I am looking for a data extractor from web ([login to view URL]). This portal provides information about odds on different sports, within the scope of this project is only soccer - please refer to [login to view URL] for the first information.
My preference is to have it done in Python (2.7.x), my platform is Windows 7. No GUI is needed, the execution of the script should be driven by command line parameters and simple configuration file. I believe the task is not difficult for someone with experience in web scraping and I do know exactly what I am looking for. As an optional requirements: the script should be able to process more pages in parallel and should work both behind proxy and when connected to Internet directly. The site allows you to register (freely) and when registered more data can be seen (odds from more bookmakers), the script should log to the site as well.
As for the processing logic:
- there will be an input config file (text file, one string per line)
- there will be two output files (matches/odds) for each processed line from the config file
- for each line (assume the line="soccer/australia/a-league-2013-2014/") in the config file the script should go to corresponding page [login to view URL]
- extract one line per each match into output file for matches: for the first match, something like "soccer/australia/a-league-2013-2014,04 May 2014,Play Offs,08:00,Brisbane Roar,WS Wanderers,tII15doo,2,1,ET,2.60,3.40,3.55,52"
- extract one line for each odds for 1X2 and Over/Under +2.5 markets for each match - for this you need to go to
- [login to view URL];2 -> per each set of odds line like this will be outputed "tII15doo,1X2,2,10Bet,2.10,3.25,3.20"
- [login to view URL];2 -> per each set of odds line like this will be outputed "tII15doo,over-under,2,2.5,10Bet,2.20,1.61"
Hope this all makes sense.
A few things for fine tweaking of the process to be discussed during the project but high level these are the most important tasks.
Hi.
Seems that I did smth similar few weeks ago. Let me know if you are interested and I will send a sample output of my work(an excel file).
Waiting for your response.
I have a bachelor in Computer Science from the American University in Cairo and a minor in Mathematics, with 10+ years of experience with hands-on programming. I have worked for the past year in Microsoft's Advanced Technology Lab in Cairo (ATLC). I have a 2+ years of experience in web scraping with Python using BeautifulSoup, Requests and Selenium Webdriver. Check my previous projects for past feedback.
Hello. More 20 years programming experience.

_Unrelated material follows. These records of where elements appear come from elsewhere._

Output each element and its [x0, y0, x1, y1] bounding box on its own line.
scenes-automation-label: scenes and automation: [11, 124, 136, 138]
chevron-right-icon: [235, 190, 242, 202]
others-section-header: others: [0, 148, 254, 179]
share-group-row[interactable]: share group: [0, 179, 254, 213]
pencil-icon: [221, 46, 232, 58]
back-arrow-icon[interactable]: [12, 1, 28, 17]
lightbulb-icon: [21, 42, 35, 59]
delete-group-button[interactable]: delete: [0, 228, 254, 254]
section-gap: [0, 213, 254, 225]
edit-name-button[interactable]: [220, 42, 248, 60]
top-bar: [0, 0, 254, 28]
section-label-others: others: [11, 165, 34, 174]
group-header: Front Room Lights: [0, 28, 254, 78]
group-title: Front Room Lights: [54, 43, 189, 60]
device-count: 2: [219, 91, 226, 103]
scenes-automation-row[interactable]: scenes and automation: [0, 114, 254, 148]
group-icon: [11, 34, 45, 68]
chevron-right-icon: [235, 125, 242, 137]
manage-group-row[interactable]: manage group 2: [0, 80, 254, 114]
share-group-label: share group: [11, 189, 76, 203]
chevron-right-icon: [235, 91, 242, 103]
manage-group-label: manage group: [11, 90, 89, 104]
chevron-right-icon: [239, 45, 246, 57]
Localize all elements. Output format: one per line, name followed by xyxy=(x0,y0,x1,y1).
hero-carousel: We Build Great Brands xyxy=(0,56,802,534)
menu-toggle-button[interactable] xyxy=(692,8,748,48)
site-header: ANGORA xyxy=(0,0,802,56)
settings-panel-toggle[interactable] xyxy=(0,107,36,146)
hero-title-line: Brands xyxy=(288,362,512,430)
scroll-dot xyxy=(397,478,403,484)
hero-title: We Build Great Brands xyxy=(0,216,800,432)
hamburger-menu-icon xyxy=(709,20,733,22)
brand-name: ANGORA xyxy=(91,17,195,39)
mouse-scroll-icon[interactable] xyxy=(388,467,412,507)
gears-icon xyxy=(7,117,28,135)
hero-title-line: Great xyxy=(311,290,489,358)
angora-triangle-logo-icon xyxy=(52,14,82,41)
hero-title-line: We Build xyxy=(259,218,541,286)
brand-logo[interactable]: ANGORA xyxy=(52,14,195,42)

Do you insist on python? as alternative I can suggest perl, though python also possible.
Regards.
---------------------------------------------------------------------------------------------------------------------------------------------------
Hello,
I have been developing web scrapers in Python for the past 4 years using libraries such as BeautifulSoup or lxml or using the Scrapy framework .
Most of the past scrapers were for e-commerce websites in order to compare product features and prices.
I would build the scraper using the scrapy framework for python. The scraper would read each url provided in the text file and scrape the required information. Because the website uses javascript calls to get the data, a method t circumvent the will have to be established. The output of the scrape will be 2 csv files, although an out put of 3 files is also possible: matches, odds_1x2 and odds_over_under.
Best regards,
Andrei Chelaru
Hi,
I am used to build scrapers, yellowpages, yell, yelp, ...
I use beautifulsoup, selenium, or scrapy for Python but i also do the same with casperjs and phantomjs.
Please consider answering me and i will provide you with a sample data in the next 24 hours.
Regards
Ali
I write all my web-scrapers in python 2.7 (for linux command line) but it works for windows aswell.
I can also write the program threaded if needed (for fast scraping)
I would like to talk to you about your requirements more in-depth aswell.